Avec la mode du « vintage » j’ai refait mon intérieur dans un mélange fifties – sixties – seventies et, tout en m’intéressant également beaucoup à l’architecture et au design contemporains, je ne peux jamais me départir d’un allant, d’une attirance pour ces réalisations depuis si souvent décriées – par exemple, Mérédith m’avait dis pis que pendre de Lorient et la fois où je m’y suis rendu pour un salon, j’ai découvert un joli petit port délicieusement sixties, une petite ville comme dessinée par Franquin et Jidéhem. J’aime à Londres la Southbank, le Brunswick Centre et le quartier de Barbican, ou bien ici celui de Mériadeck. Et à lire le récit de certains échecs, les grands gâchis créés par le dumping social des gouvernants, certains principes erronés aussi, les futurs avortés, je ne peux m’empêcher d’une certaine tristesse, un pincement doux-amer (tout comme je fus peiné d’apprendre l’autre jour sous la plume de Dominique Douay l’échec d’un quartier de Villeurbanne que j’ai aimé, le Tonkin).

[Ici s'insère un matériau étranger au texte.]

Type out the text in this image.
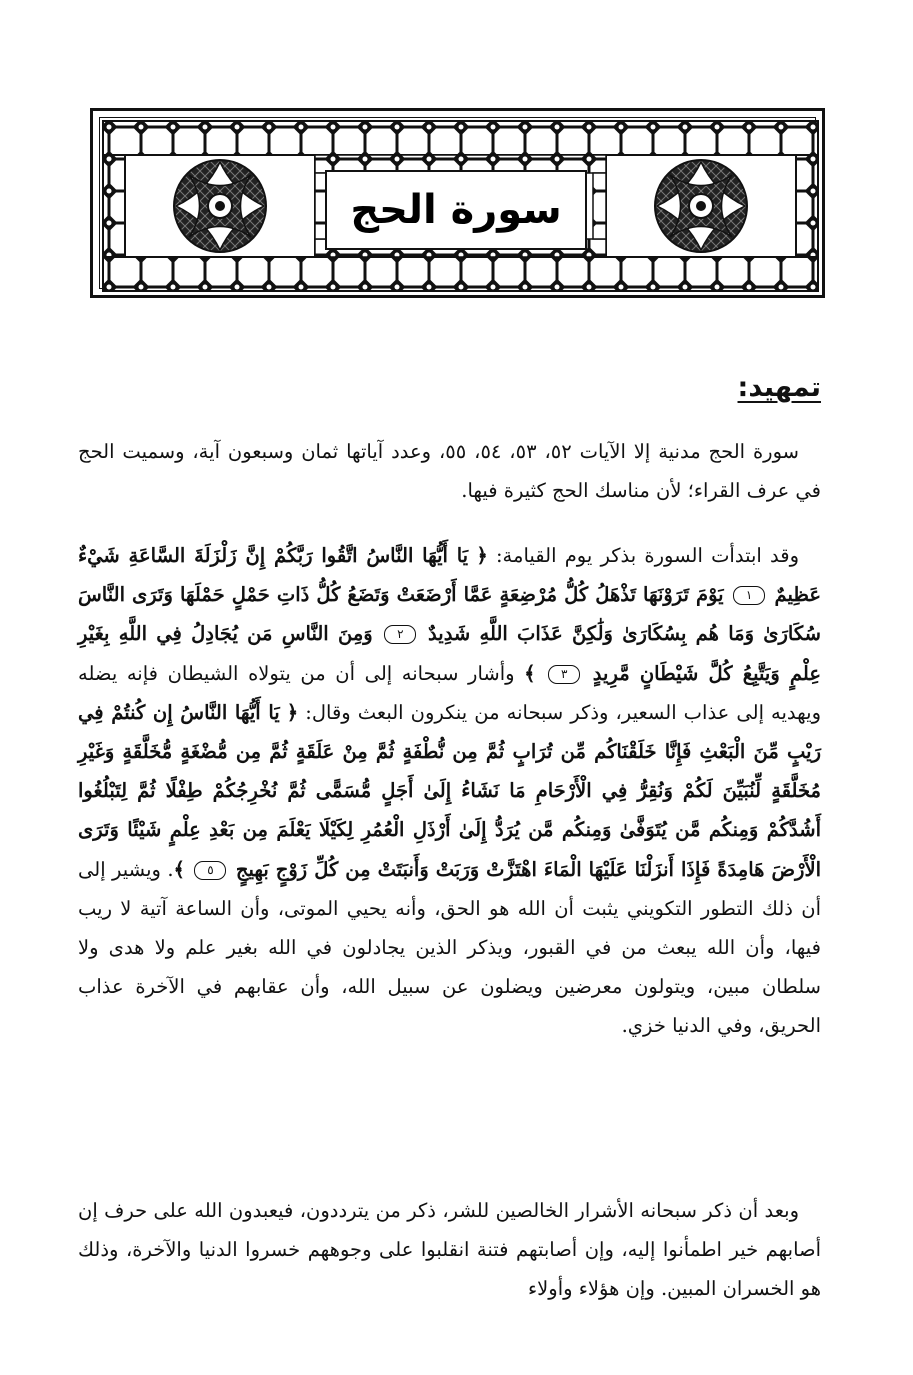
سورة الحج
تمهيد:

سورة الحج مدنية إلا الآيات ٥٢، ٥٣، ٥٤، ٥٥، وعدد آياتها ثمان وسبعون آية، وسميت الحج في عرف القراء؛ لأن مناسك الحج كثيرة فيها.

وقد ابتدأت السورة بذكر يوم القيامة: ﴿ يَا أَيُّهَا النَّاسُ اتَّقُوا رَبَّكُمْ إِنَّ زَلْزَلَةَ السَّاعَةِ شَيْءٌ عَظِيمٌ ١ يَوْمَ تَرَوْنَهَا تَذْهَلُ كُلُّ مُرْضِعَةٍ عَمَّا أَرْضَعَتْ وَتَضَعُ كُلُّ ذَاتِ حَمْلٍ حَمْلَهَا وَتَرَى النَّاسَ سُكَارَىٰ وَمَا هُم بِسُكَارَىٰ وَلَٰكِنَّ عَذَابَ اللَّهِ شَدِيدٌ ٢ وَمِنَ النَّاسِ مَن يُجَادِلُ فِي اللَّهِ بِغَيْرِ عِلْمٍ وَيَتَّبِعُ كُلَّ شَيْطَانٍ مَّرِيدٍ ٣ ﴾ وأشار سبحانه إلى أن من يتولاه الشيطان فإنه يضله ويهديه إلى عذاب السعير، وذكر سبحانه من ينكرون البعث وقال: ﴿ يَا أَيُّهَا النَّاسُ إِن كُنتُمْ فِي رَيْبٍ مِّنَ الْبَعْثِ فَإِنَّا خَلَقْنَاكُم مِّن تُرَابٍ ثُمَّ مِن نُّطْفَةٍ ثُمَّ مِنْ عَلَقَةٍ ثُمَّ مِن مُّضْغَةٍ مُّخَلَّقَةٍ وَغَيْرِ مُخَلَّقَةٍ لِّنُبَيِّنَ لَكُمْ وَنُقِرُّ فِي الْأَرْحَامِ مَا نَشَاءُ إِلَىٰ أَجَلٍ مُّسَمًّى ثُمَّ نُخْرِجُكُمْ طِفْلًا ثُمَّ لِتَبْلُغُوا أَشُدَّكُمْ وَمِنكُم مَّن يُتَوَفَّىٰ وَمِنكُم مَّن يُرَدُّ إِلَىٰ أَرْذَلِ الْعُمُرِ لِكَيْلَا يَعْلَمَ مِن بَعْدِ عِلْمٍ شَيْئًا وَتَرَى الْأَرْضَ هَامِدَةً فَإِذَا أَنزَلْنَا عَلَيْهَا الْمَاءَ اهْتَزَّتْ وَرَبَتْ وَأَنبَتَتْ مِن كُلِّ زَوْجٍ بَهِيجٍ ٥ ﴾. ويشير إلى أن ذلك التطور التكويني يثبت أن الله هو الحق، وأنه يحيي الموتى، وأن الساعة آتية لا ريب فيها، وأن الله يبعث من في القبور، ويذكر الذين يجادلون في الله بغير علم ولا هدى ولا سلطان مبين، ويتولون معرضين ويضلون عن سبيل الله، وأن عقابهم في الآخرة عذاب الحريق، وفي الدنيا خزي.

وبعد أن ذكر سبحانه الأشرار الخالصين للشر، ذكر من يترددون، فيعبدون الله على حرف إن أصابهم خير اطمأنوا إليه، وإن أصابتهم فتنة انقلبوا على وجوههم خسروا الدنيا والآخرة، وذلك هو الخسران المبين. وإن هؤلاء وأولاء
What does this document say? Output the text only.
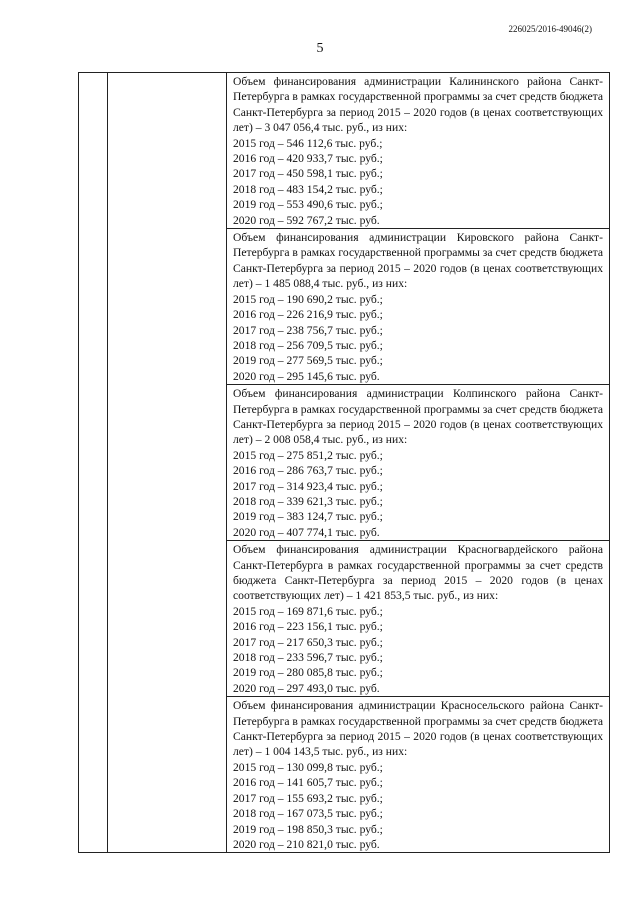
226025/2016-49046(2)
5

Объем финансирования администрации Калининского района Санкт-Петербурга в рамках государственной программы за счет средств бюджета Санкт-Петербурга за период 2015 – 2020 годов (в ценах соответствующих лет) – 3 047 056,4 тыс. руб., из них:
2015 год – 546 112,6 тыс. руб.;
2016 год – 420 933,7 тыс. руб.;
2017 год – 450 598,1 тыс. руб.;
2018 год – 483 154,2 тыс. руб.;
2019 год – 553 490,6 тыс. руб.;
2020 год – 592 767,2 тыс. руб.
Объем финансирования администрации Кировского района Санкт-Петербурга в рамках государственной программы за счет средств бюджета Санкт-Петербурга за период 2015 – 2020 годов (в ценах соответствующих лет) – 1 485 088,4 тыс. руб., из них:
2015 год – 190 690,2 тыс. руб.;
2016 год – 226 216,9 тыс. руб.;
2017 год – 238 756,7 тыс. руб.;
2018 год – 256 709,5 тыс. руб.;
2019 год – 277 569,5 тыс. руб.;
2020 год – 295 145,6 тыс. руб.
Объем финансирования администрации Колпинского района Санкт-Петербурга в рамках государственной программы за счет средств бюджета Санкт-Петербурга за период 2015 – 2020 годов (в ценах соответствующих лет) – 2 008 058,4 тыс. руб., из них:
2015 год – 275 851,2 тыс. руб.;
2016 год – 286 763,7 тыс. руб.;
2017 год – 314 923,4 тыс. руб.;
2018 год – 339 621,3 тыс. руб.;
2019 год – 383 124,7 тыс. руб.;
2020 год – 407 774,1 тыс. руб.
Объем финансирования администрации Красногвардейского района Санкт-Петербурга в рамках государственной программы за счет средств бюджета Санкт-Петербурга за период 2015 – 2020 годов (в ценах соответствующих лет) – 1 421 853,5 тыс. руб., из них:
2015 год – 169 871,6 тыс. руб.;
2016 год – 223 156,1 тыс. руб.;
2017 год – 217 650,3 тыс. руб.;
2018 год – 233 596,7 тыс. руб.;
2019 год – 280 085,8 тыс. руб.;
2020 год – 297 493,0 тыс. руб.
Объем финансирования администрации Красносельского района Санкт-Петербурга в рамках государственной программы за счет средств бюджета Санкт-Петербурга за период 2015 – 2020 годов (в ценах соответствующих лет) – 1 004 143,5 тыс. руб., из них:
2015 год – 130 099,8 тыс. руб.;
2016 год – 141 605,7 тыс. руб.;
2017 год – 155 693,2 тыс. руб.;
2018 год – 167 073,5 тыс. руб.;
2019 год – 198 850,3 тыс. руб.;
2020 год – 210 821,0 тыс. руб.
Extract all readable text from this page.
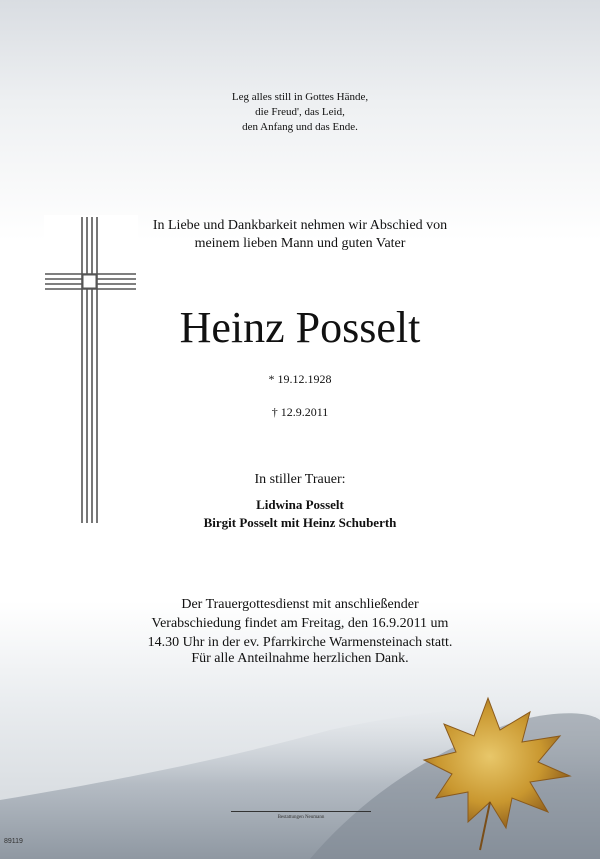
Leg alles still in Gottes Hände,
die Freud', das Leid,
den Anfang und das Ende.
In Liebe und Dankbarkeit nehmen wir Abschied von
meinem lieben Mann und guten Vater
Heinz Posselt
* 19.12.1928
† 12.9.2011
In stiller Trauer:
Lidwina Posselt
Birgit Posselt mit Heinz Schuberth
Der Trauergottesdienst mit anschließender
Verabschiedung findet am Freitag, den 16.9.2011 um
14.30 Uhr in der ev. Pfarrkirche Warmensteinach statt.
Für alle Anteilnahme herzlichen Dank.
Bestattungen Neumann
89119
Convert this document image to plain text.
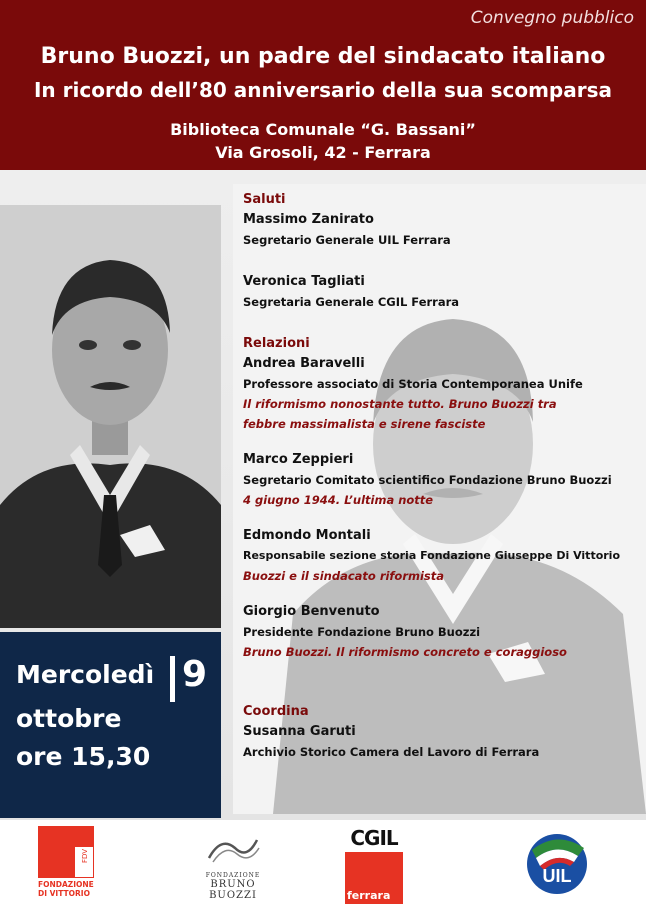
Convegno pubblico
Bruno Buozzi, un padre del sindacato italiano
In ricordo dell’80 anniversario della sua scomparsa
Biblioteca Comunale “G. Bassani”
Via Grosoli, 42 - Ferrara
Mercoledì 9
ottobre
ore 15,30
Saluti
Massimo Zanirato
Segretario Generale UIL Ferrara
Veronica Tagliati
Segretaria Generale CGIL Ferrara
Relazioni
Andrea Baravelli
Professore associato di Storia Contemporanea Unife
Il riformismo nonostante tutto. Bruno Buozzi tra febbre massimalista e sirene fasciste
Marco Zeppieri
Segretario Comitato scientifico Fondazione Bruno Buozzi
4 giugno 1944. L’ultima notte
Edmondo Montali
Responsabile sezione storia Fondazione Giuseppe Di Vittorio
Buozzi e il sindacato riformista
Giorgio Benvenuto
Presidente Fondazione Bruno Buozzi
Bruno Buozzi. Il riformismo concreto e coraggioso
Coordina
Susanna Garuti
Archivio Storico Camera del Lavoro di Ferrara
FDV
FONDAZIONE
DI VITTORIO
FONDAZIONE
BRUNO BUOZZI
CGIL
ferrara
UIL
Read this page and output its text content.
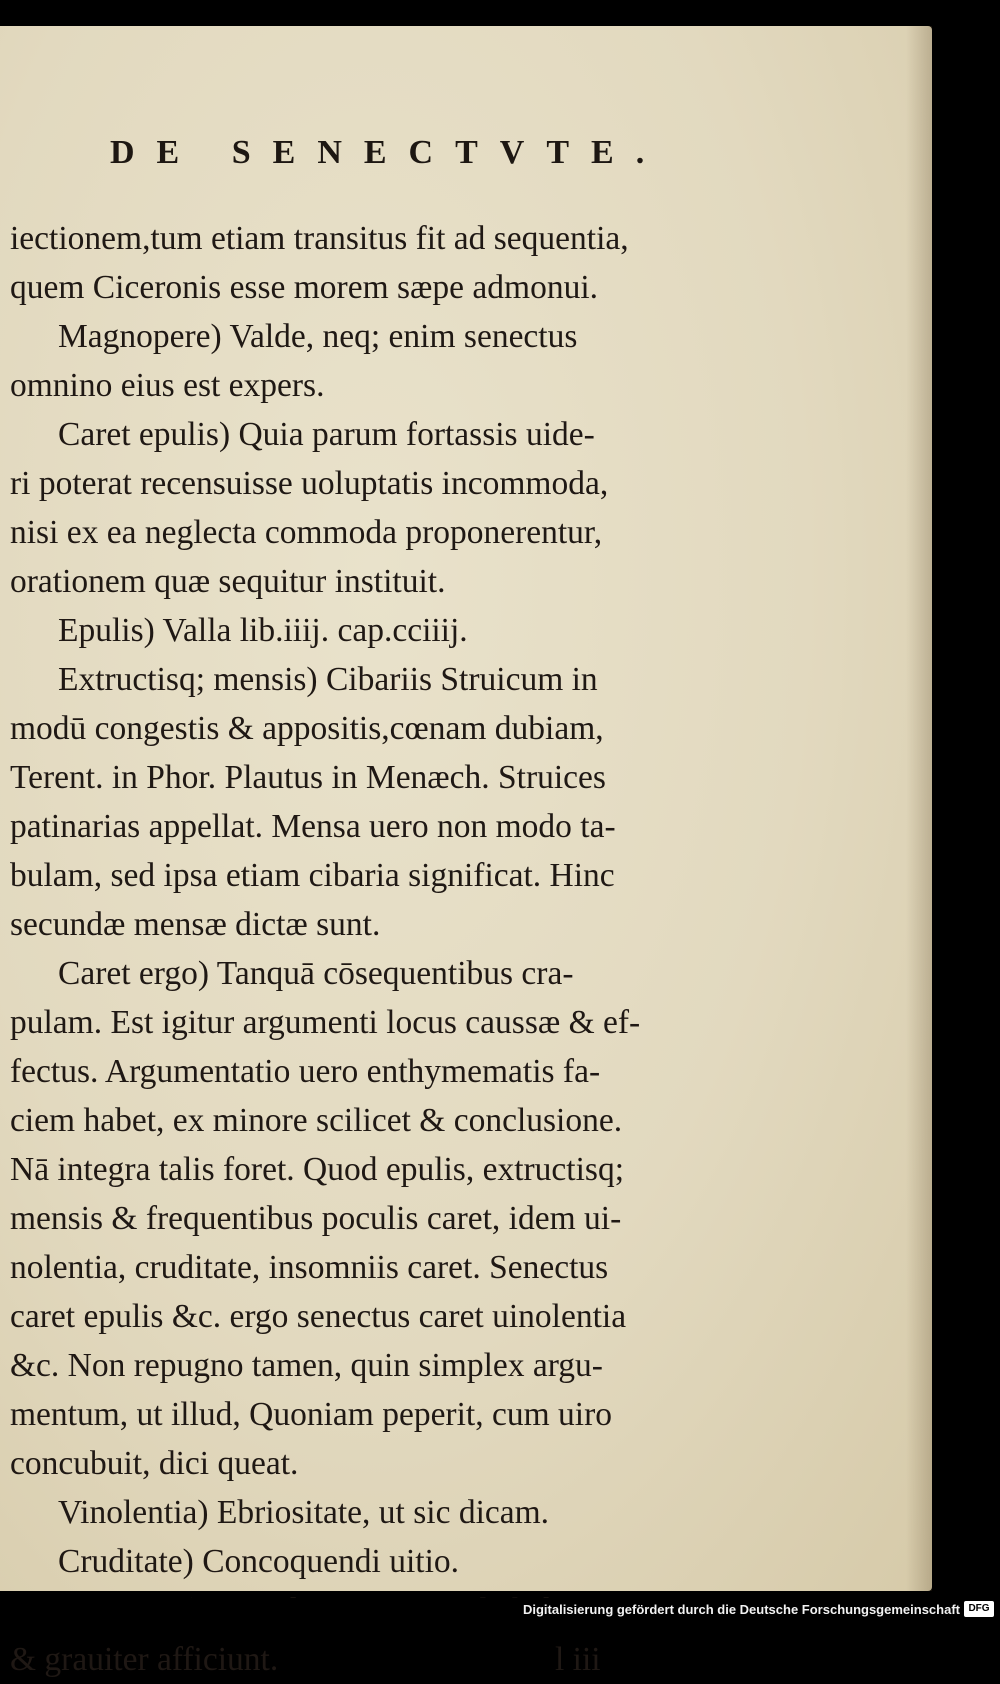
DE SENECTVTE.
iectionem,tum etiam transitus fit ad sequentia,
quem Ciceronis esse morem sæpe admonui.
Magnopere) Valde, neq; enim senectus
omnino eius est expers.
Caret epulis) Quia parum fortassis uide-
ri poterat recensuisse uoluptatis incommoda,
nisi ex ea neglecta commoda proponerentur,
orationem quæ sequitur instituit.
Epulis) Valla lib.iiij. cap.cciiij.
Extructisq; mensis) Cibariis Struicum in
modū congestis & appositis,cœnam dubiam,
Terent. in Phor. Plautus in Menæch. Struices
patinarias appellat. Mensa uero non modo ta-
bulam, sed ipsa etiam cibaria significat. Hinc
secundæ mensæ dictæ sunt.
Caret ergo) Tanquā cōsequentibus cra-
pulam. Est igitur argumenti locus caussæ & ef-
fectus. Argumentatio uero enthymematis fa-
ciem habet, ex minore scilicet & conclusione.
Nā integra talis foret. Quod epulis, extructisq;
mensis & frequentibus poculis caret, idem ui-
nolentia, cruditate, insomniis caret. Senectus
caret epulis &c. ergo senectus caret uinolentia
&c. Non repugno tamen, quin simplex argu-
mentum, ut illud, Quoniam peperit, cum uiro
concubuit, dici queat.
Vinolentia) Ebriositate, ut sic dicam.
Cruditate) Concoquendi uitio.
& grauiter afficiunt.	l iii
Digitalisierung gefördert durch die Deutsche Forschungsgemeinschaft DFG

J’apprends aussi, amusé, que mon goût d’antan pour le bowling dans de vastes salles parquetées est à la fois un fruit de cette époque (on mettait des bowlings au sous-sol des centres commerciaux pour faire à l’américaine) et hélas d’après Mérédith déjà un artefact du passé. Enfant des seventies, j’en regrette certains aspects, le multicolore, les passerelles, le futurisme, l’audace utopique… Et j’avais été heureux il y a quelque temps de constater qu’au moins l’une de ces utopies urbaines, celle de mon adolescence, le sud de Cergy, a finalement si bien vieilli. Même si les monorails et les hélicoptères pour tous ne se sont pas concrétisés.